I did have a look at the taxonomy_theme module. I am sure it will help me whip something out of it that I think I can make use of.

I will fiddle around with my local Drupal installation and try out somethings.

And yes, if I have any hurdle, I will be sure to ask a specific question at the Support Forums here.

Thanks!

kulfi’s picture

I'm interested in creating a multi-user blog as well. I would also like to give users permission to select their own blog theme. I've briefly experimented with ...

- pathauto
- taxonomy_theme
- viewstheme
- viewtheme
- mysite

... in various combinations and permutations. No joy so far. Any ideas as to how to enable per-user blog-themes?

Thanks.

agentrickard’s picture

There is a discontinued Blog Theme project. http://drupal.org/node/19248. It's for Drupal 4.6 but it shows the basic steps.
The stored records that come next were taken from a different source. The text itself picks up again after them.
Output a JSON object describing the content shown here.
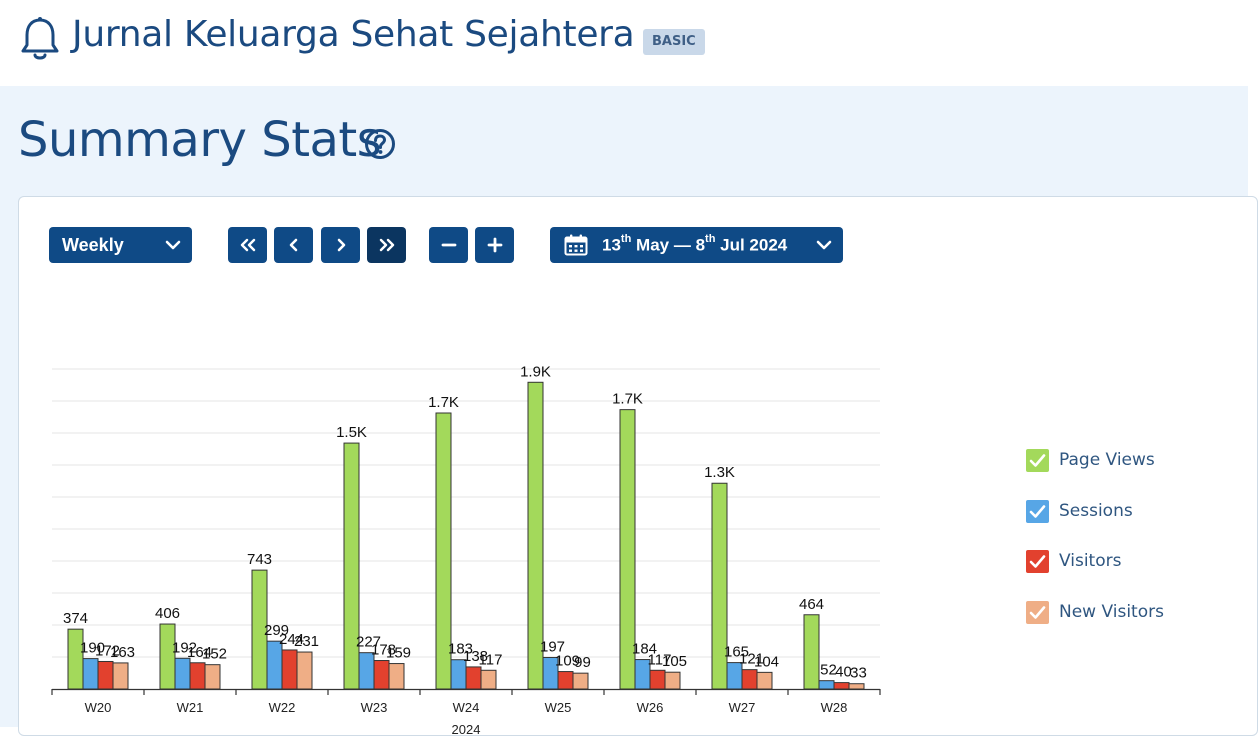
{
  "header": {
    "title": "Jurnal Keluarga Sehat Sejahtera",
    "badge": "BASIC",
    "icon": "bell-icon"
  },
  "page": {
    "title": "Summary Stats",
    "help_icon": "question-circle-icon"
  },
  "toolbar": {
    "period_value": "Weekly",
    "date_range": {
      "start_day": "13",
      "start_sup": "th",
      "start_rest": " May — ",
      "end_day": "8",
      "end_sup": "th",
      "end_rest": " Jul 2024"
    },
    "colors": {
      "button": "#0f4a86",
      "button_active": "#0b3560"
    }
  },
  "chart_data": {
    "type": "bar",
    "categories": [
      "W20",
      "W21",
      "W22",
      "W23",
      "W24",
      "W25",
      "W26",
      "W27",
      "W28"
    ],
    "x_group_label": "2024",
    "series": [
      {
        "name": "Page Views",
        "color": "#a3d95b",
        "values": [
          374,
          406,
          743,
          1537,
          1725,
          1917,
          1746,
          1286,
          464
        ],
        "labels": [
          "374",
          "406",
          "743",
          "1.5K",
          "1.7K",
          "1.9K",
          "1.7K",
          "1.3K",
          "464"
        ]
      },
      {
        "name": "Sessions",
        "color": "#57a6e6",
        "values": [
          190,
          192,
          299,
          227,
          183,
          197,
          184,
          165,
          52
        ],
        "labels": [
          "190",
          "192",
          "299",
          "227",
          "183",
          "197",
          "184",
          "165",
          "52"
        ]
      },
      {
        "name": "Visitors",
        "color": "#e2412e",
        "values": [
          172,
          164,
          244,
          178,
          138,
          109,
          117,
          121,
          40
        ],
        "labels": [
          "172",
          "164",
          "244",
          "178",
          "138",
          "109",
          "117",
          "121",
          "40"
        ]
      },
      {
        "name": "New Visitors",
        "color": "#efae86",
        "values": [
          163,
          152,
          231,
          159,
          117,
          99,
          105,
          104,
          33
        ],
        "labels": [
          "163",
          "152",
          "231",
          "159",
          "117",
          "99",
          "105",
          "104",
          "33"
        ]
      }
    ],
    "ylim": [
      0,
      2000
    ],
    "grid": true,
    "legend_position": "right"
  }
}
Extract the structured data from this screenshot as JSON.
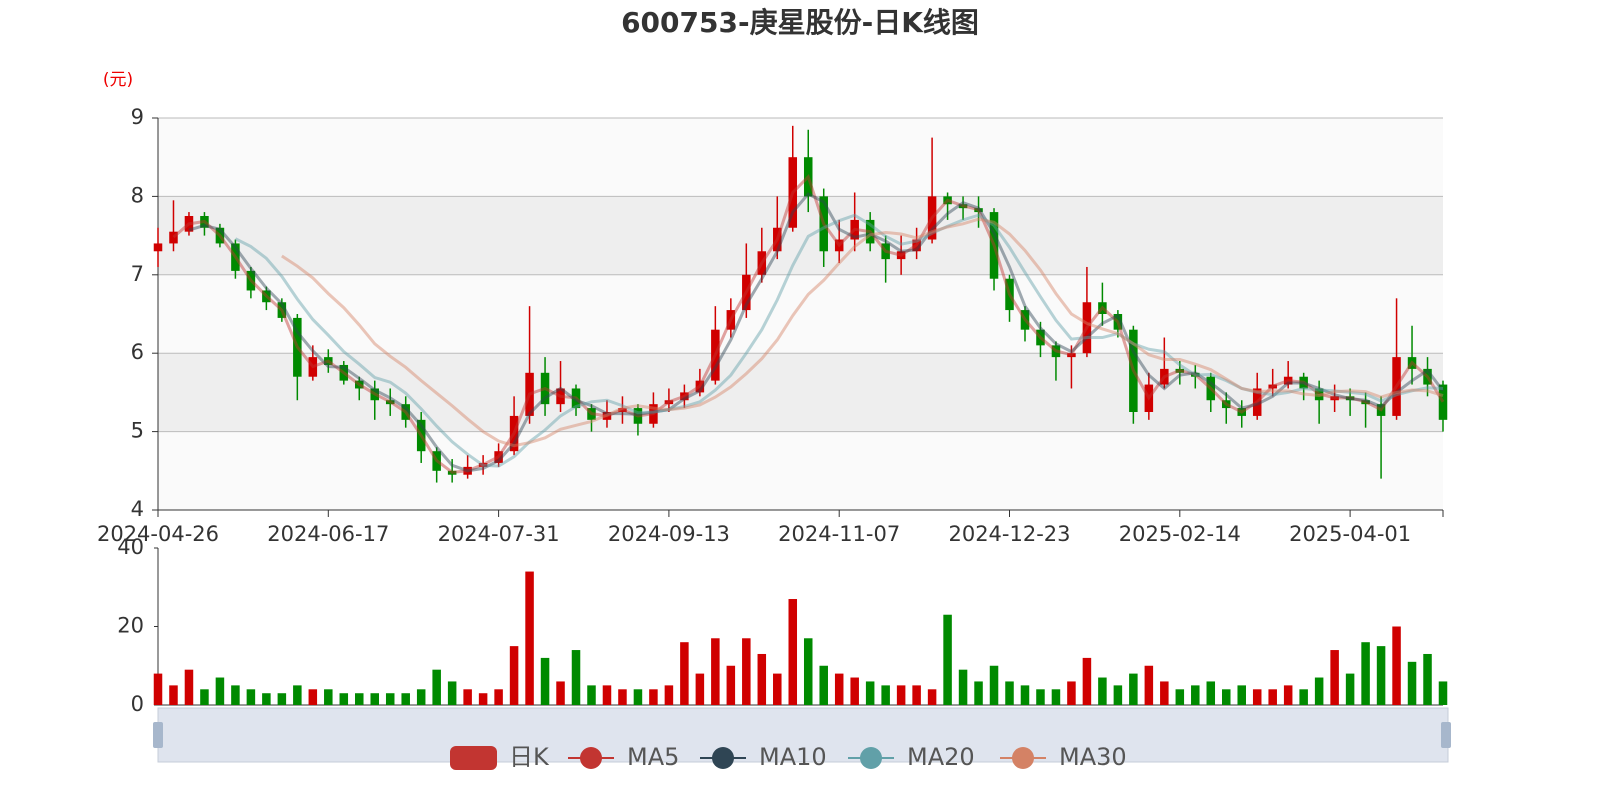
{
  "chart_data": {
    "type": "candlestick",
    "title": "600753-庚星股份-日K线图",
    "y_unit": "(元)",
    "categories": [
      "2024-04-26",
      null,
      null,
      null,
      null,
      null,
      null,
      null,
      null,
      null,
      null,
      "2024-06-17",
      null,
      null,
      null,
      null,
      null,
      null,
      null,
      null,
      null,
      null,
      "2024-07-31",
      null,
      null,
      null,
      null,
      null,
      null,
      null,
      null,
      null,
      null,
      "2024-09-13",
      null,
      null,
      null,
      null,
      null,
      null,
      null,
      null,
      null,
      null,
      "2024-11-07",
      null,
      null,
      null,
      null,
      null,
      null,
      null,
      null,
      null,
      null,
      "2024-12-23",
      null,
      null,
      null,
      null,
      null,
      null,
      null,
      null,
      null,
      null,
      "2025-02-14",
      null,
      null,
      null,
      null,
      null,
      null,
      null,
      null,
      null,
      null,
      "2025-04-01",
      null,
      null,
      null,
      null,
      null,
      null
    ],
    "ylim": [
      4,
      9
    ],
    "yticks": [
      4,
      5,
      6,
      7,
      8,
      9
    ],
    "up_color": "#d00000",
    "down_color": "#008a00",
    "series": [
      {
        "name": "日K",
        "type": "candlestick",
        "color": "#c23531",
        "values": [
          [
            7.3,
            7.4,
            7.1,
            7.6
          ],
          [
            7.4,
            7.55,
            7.3,
            7.95
          ],
          [
            7.55,
            7.75,
            7.5,
            7.8
          ],
          [
            7.75,
            7.6,
            7.5,
            7.8
          ],
          [
            7.6,
            7.4,
            7.35,
            7.65
          ],
          [
            7.4,
            7.05,
            6.95,
            7.45
          ],
          [
            7.05,
            6.8,
            6.7,
            7.1
          ],
          [
            6.8,
            6.65,
            6.55,
            6.85
          ],
          [
            6.65,
            6.45,
            6.4,
            6.7
          ],
          [
            6.45,
            5.7,
            5.4,
            6.5
          ],
          [
            5.7,
            5.95,
            5.65,
            6.1
          ],
          [
            5.95,
            5.85,
            5.75,
            6.05
          ],
          [
            5.85,
            5.65,
            5.6,
            5.9
          ],
          [
            5.65,
            5.55,
            5.4,
            5.7
          ],
          [
            5.55,
            5.4,
            5.15,
            5.65
          ],
          [
            5.4,
            5.35,
            5.2,
            5.55
          ],
          [
            5.35,
            5.15,
            5.05,
            5.45
          ],
          [
            5.15,
            4.75,
            4.6,
            5.25
          ],
          [
            4.75,
            4.5,
            4.35,
            4.8
          ],
          [
            4.5,
            4.45,
            4.35,
            4.65
          ],
          [
            4.45,
            4.55,
            4.4,
            4.7
          ],
          [
            4.55,
            4.6,
            4.45,
            4.7
          ],
          [
            4.6,
            4.75,
            4.55,
            4.85
          ],
          [
            4.75,
            5.2,
            4.7,
            5.45
          ],
          [
            5.2,
            5.75,
            5.1,
            6.6
          ],
          [
            5.75,
            5.35,
            5.2,
            5.95
          ],
          [
            5.35,
            5.55,
            5.25,
            5.9
          ],
          [
            5.55,
            5.3,
            5.2,
            5.6
          ],
          [
            5.3,
            5.15,
            5.0,
            5.35
          ],
          [
            5.15,
            5.25,
            5.05,
            5.4
          ],
          [
            5.25,
            5.3,
            5.1,
            5.45
          ],
          [
            5.3,
            5.1,
            4.95,
            5.35
          ],
          [
            5.1,
            5.35,
            5.05,
            5.5
          ],
          [
            5.35,
            5.4,
            5.25,
            5.55
          ],
          [
            5.4,
            5.5,
            5.3,
            5.6
          ],
          [
            5.5,
            5.65,
            5.45,
            5.8
          ],
          [
            5.65,
            6.3,
            5.6,
            6.6
          ],
          [
            6.3,
            6.55,
            6.2,
            6.7
          ],
          [
            6.55,
            7.0,
            6.45,
            7.4
          ],
          [
            7.0,
            7.3,
            6.9,
            7.6
          ],
          [
            7.3,
            7.6,
            7.2,
            8.0
          ],
          [
            7.6,
            8.5,
            7.55,
            8.9
          ],
          [
            8.5,
            8.0,
            7.8,
            8.85
          ],
          [
            8.0,
            7.3,
            7.1,
            8.1
          ],
          [
            7.3,
            7.45,
            7.15,
            7.7
          ],
          [
            7.45,
            7.7,
            7.3,
            8.05
          ],
          [
            7.7,
            7.4,
            7.3,
            7.8
          ],
          [
            7.4,
            7.2,
            6.9,
            7.5
          ],
          [
            7.2,
            7.3,
            7.0,
            7.5
          ],
          [
            7.3,
            7.45,
            7.2,
            7.6
          ],
          [
            7.45,
            8.0,
            7.4,
            8.75
          ],
          [
            8.0,
            7.9,
            7.7,
            8.05
          ],
          [
            7.9,
            7.85,
            7.7,
            8.0
          ],
          [
            7.85,
            7.8,
            7.6,
            8.0
          ],
          [
            7.8,
            6.95,
            6.8,
            7.85
          ],
          [
            6.95,
            6.55,
            6.4,
            7.0
          ],
          [
            6.55,
            6.3,
            6.15,
            6.6
          ],
          [
            6.3,
            6.1,
            5.95,
            6.4
          ],
          [
            6.1,
            5.95,
            5.65,
            6.15
          ],
          [
            5.95,
            6.0,
            5.55,
            6.1
          ],
          [
            6.0,
            6.65,
            5.95,
            7.1
          ],
          [
            6.65,
            6.5,
            6.35,
            6.9
          ],
          [
            6.5,
            6.3,
            6.2,
            6.55
          ],
          [
            6.3,
            5.25,
            5.1,
            6.35
          ],
          [
            5.25,
            5.6,
            5.15,
            5.75
          ],
          [
            5.6,
            5.8,
            5.55,
            6.2
          ],
          [
            5.8,
            5.75,
            5.6,
            5.9
          ],
          [
            5.75,
            5.7,
            5.55,
            5.85
          ],
          [
            5.7,
            5.4,
            5.25,
            5.75
          ],
          [
            5.4,
            5.3,
            5.1,
            5.5
          ],
          [
            5.3,
            5.2,
            5.05,
            5.4
          ],
          [
            5.2,
            5.55,
            5.15,
            5.75
          ],
          [
            5.55,
            5.6,
            5.45,
            5.8
          ],
          [
            5.6,
            5.7,
            5.55,
            5.9
          ],
          [
            5.7,
            5.55,
            5.4,
            5.75
          ],
          [
            5.55,
            5.4,
            5.1,
            5.65
          ],
          [
            5.4,
            5.45,
            5.25,
            5.6
          ],
          [
            5.45,
            5.4,
            5.2,
            5.55
          ],
          [
            5.4,
            5.35,
            5.05,
            5.5
          ],
          [
            5.35,
            5.2,
            4.4,
            5.45
          ],
          [
            5.2,
            5.95,
            5.15,
            6.7
          ],
          [
            5.95,
            5.8,
            5.6,
            6.35
          ],
          [
            5.8,
            5.6,
            5.45,
            5.95
          ],
          [
            5.6,
            5.15,
            5.0,
            5.65
          ]
        ]
      },
      {
        "name": "MA5",
        "type": "line",
        "color": "#c23531",
        "values": [
          null,
          7.48,
          7.65,
          7.68,
          7.5,
          7.23,
          6.93,
          6.73,
          6.55,
          6.08,
          5.83,
          5.9,
          5.75,
          5.6,
          5.48,
          5.38,
          5.25,
          4.95,
          4.63,
          4.48,
          4.5,
          4.58,
          4.68,
          4.98,
          5.48,
          5.55,
          5.45,
          5.43,
          5.23,
          5.2,
          5.28,
          5.2,
          5.23,
          5.38,
          5.45,
          5.58,
          5.98,
          6.43,
          6.78,
          7.15,
          7.45,
          8.05,
          8.25,
          7.65,
          7.38,
          7.58,
          7.55,
          7.3,
          7.25,
          7.38,
          7.73,
          7.95,
          7.88,
          7.83,
          7.38,
          6.75,
          6.43,
          6.2,
          6.03,
          5.98,
          6.33,
          6.58,
          6.4,
          5.78,
          5.43,
          5.7,
          5.78,
          5.73,
          5.55,
          5.35,
          5.25,
          5.38,
          5.58,
          5.65,
          5.63,
          5.48,
          5.43,
          5.43,
          5.38,
          5.28,
          5.58,
          5.88,
          5.7,
          5.38
        ]
      },
      {
        "name": "MA10",
        "type": "line",
        "color": "#2f4554",
        "values": [
          null,
          null,
          7.57,
          7.63,
          7.58,
          7.35,
          7.08,
          6.83,
          6.63,
          6.27,
          6.03,
          5.83,
          5.82,
          5.68,
          5.53,
          5.43,
          5.3,
          5.08,
          4.8,
          4.57,
          4.5,
          4.53,
          4.63,
          4.85,
          5.23,
          5.43,
          5.55,
          5.4,
          5.33,
          5.23,
          5.23,
          5.22,
          5.25,
          5.28,
          5.42,
          5.52,
          5.82,
          6.17,
          6.62,
          6.95,
          7.3,
          7.8,
          8.03,
          7.93,
          7.58,
          7.48,
          7.52,
          7.43,
          7.3,
          7.32,
          7.58,
          7.78,
          7.92,
          7.85,
          7.53,
          7.1,
          6.6,
          6.32,
          6.12,
          6.02,
          6.2,
          6.38,
          6.48,
          6.02,
          5.72,
          5.55,
          5.72,
          5.75,
          5.62,
          5.47,
          5.3,
          5.35,
          5.45,
          5.62,
          5.62,
          5.55,
          5.47,
          5.42,
          5.4,
          5.32,
          5.5,
          5.65,
          5.78,
          5.52
        ]
      },
      {
        "name": "MA20",
        "type": "line",
        "color": "#61a0a8",
        "values": [
          null,
          null,
          null,
          null,
          null,
          7.46,
          7.36,
          7.21,
          6.98,
          6.69,
          6.43,
          6.23,
          6.02,
          5.86,
          5.69,
          5.63,
          5.49,
          5.29,
          5.07,
          4.87,
          4.71,
          4.57,
          4.56,
          4.68,
          4.87,
          5.02,
          5.2,
          5.32,
          5.38,
          5.4,
          5.33,
          5.24,
          5.25,
          5.28,
          5.32,
          5.38,
          5.53,
          5.72,
          6.0,
          6.3,
          6.68,
          7.12,
          7.49,
          7.6,
          7.69,
          7.76,
          7.64,
          7.49,
          7.39,
          7.43,
          7.53,
          7.62,
          7.7,
          7.76,
          7.63,
          7.35,
          7.03,
          6.72,
          6.42,
          6.18,
          6.2,
          6.2,
          6.25,
          6.12,
          6.05,
          6.02,
          5.85,
          5.72,
          5.73,
          5.65,
          5.55,
          5.5,
          5.47,
          5.5,
          5.55,
          5.53,
          5.52,
          5.5,
          5.48,
          5.39,
          5.47,
          5.52,
          5.56,
          5.55
        ]
      },
      {
        "name": "MA30",
        "type": "line",
        "color": "#d48265",
        "values": [
          null,
          null,
          null,
          null,
          null,
          null,
          null,
          null,
          7.24,
          7.11,
          6.96,
          6.76,
          6.58,
          6.36,
          6.12,
          5.96,
          5.82,
          5.65,
          5.49,
          5.33,
          5.16,
          5.0,
          4.88,
          4.82,
          4.86,
          4.92,
          5.03,
          5.08,
          5.13,
          5.21,
          5.3,
          5.33,
          5.3,
          5.28,
          5.3,
          5.34,
          5.44,
          5.57,
          5.74,
          5.93,
          6.17,
          6.48,
          6.75,
          6.93,
          7.15,
          7.36,
          7.51,
          7.54,
          7.52,
          7.47,
          7.55,
          7.61,
          7.65,
          7.71,
          7.67,
          7.52,
          7.31,
          7.06,
          6.76,
          6.5,
          6.38,
          6.31,
          6.25,
          6.12,
          5.98,
          5.92,
          5.92,
          5.86,
          5.79,
          5.67,
          5.55,
          5.51,
          5.52,
          5.52,
          5.48,
          5.46,
          5.51,
          5.52,
          5.51,
          5.44,
          5.5,
          5.53,
          5.52,
          5.46
        ]
      }
    ],
    "volume": {
      "ylim": [
        0,
        40
      ],
      "yticks": [
        0,
        20,
        40
      ],
      "values": [
        8,
        5,
        9,
        4,
        7,
        5,
        4,
        3,
        3,
        5,
        4,
        4,
        3,
        3,
        3,
        3,
        3,
        4,
        9,
        6,
        4,
        3,
        4,
        15,
        34,
        12,
        6,
        14,
        5,
        5,
        4,
        4,
        4,
        5,
        16,
        8,
        17,
        10,
        17,
        13,
        8,
        27,
        17,
        10,
        8,
        7,
        6,
        5,
        5,
        5,
        4,
        23,
        9,
        6,
        10,
        6,
        5,
        4,
        4,
        6,
        12,
        7,
        5,
        8,
        10,
        6,
        4,
        5,
        6,
        4,
        5,
        4,
        4,
        5,
        4,
        7,
        14,
        8,
        16,
        15,
        20,
        11,
        13,
        6
      ]
    }
  }
}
MySite uses the same trick. It goes like this:

1) Let the user select a theme.
2) Store that selection. (MySite stores it in the {mysite} table. You might be able to append it to user data.
3) On page request, check to see if it is the user's blog. This can be done in hook_init() or hook_menu(). See the API for details.
4) If the page is a user blog, and the user has a custom theme, invoke the global $custom_theme variable and set it to the user's custom theme.

On thinking about this, you could probably use the core theme selection utility to accomplish #1 and #2. Then you'd just need a very small module to handle item #3 and #4. You'd only need hook_init() or hook_menu() and a module.info file.

Looking at the code, I think that Blog Theme might still work. All it needs is a blogtheme.info file.

--
http://ken.blufftontoday.com/
http://new.savannahnow.com/user/2
Search first, ask good questions later.

kulfi’s picture

Thanks for the details. From my experiences, mysite enables members to set the theme they see, but not a theme for their blog to be seen by others? So you're suggesting a new module?

agentrickard’s picture

MySite theme switching only applies to Drupal paths that start with 'mysite'. That means that anyone viewing your MySite page will get the theme you have selected. See http://therickards.com/mysite/agentrickard for the example.

Since MySite theme switching _only_ applies to paths that match 'mysite/*', you would need another module (or a change to MySite module) to affect the same results for blog posts. The old Blog Theme module points the way.

This is a feature that I'm considering in MySite, but it would need to be admin configurable, I think, to let the admin determine which site paths the custom theme would apply to. For example, 'mysite/*', 'user/*', 'blog/*' and blog nodes. I simply don't have time for that right now. Patches welcome against MySite HEAD.

So I am suggesting that you revive the Blog Theme module for Drupal 5. It needs a blog_theme.info file (http://drupal.org/node/101009) and it probably needs it's own database table, since right now it relies on the user setting a global site theme.

--
http://ken.blufftontoday.com/
http://new.savannahnow.com/user/2
Search first, ask good questions later.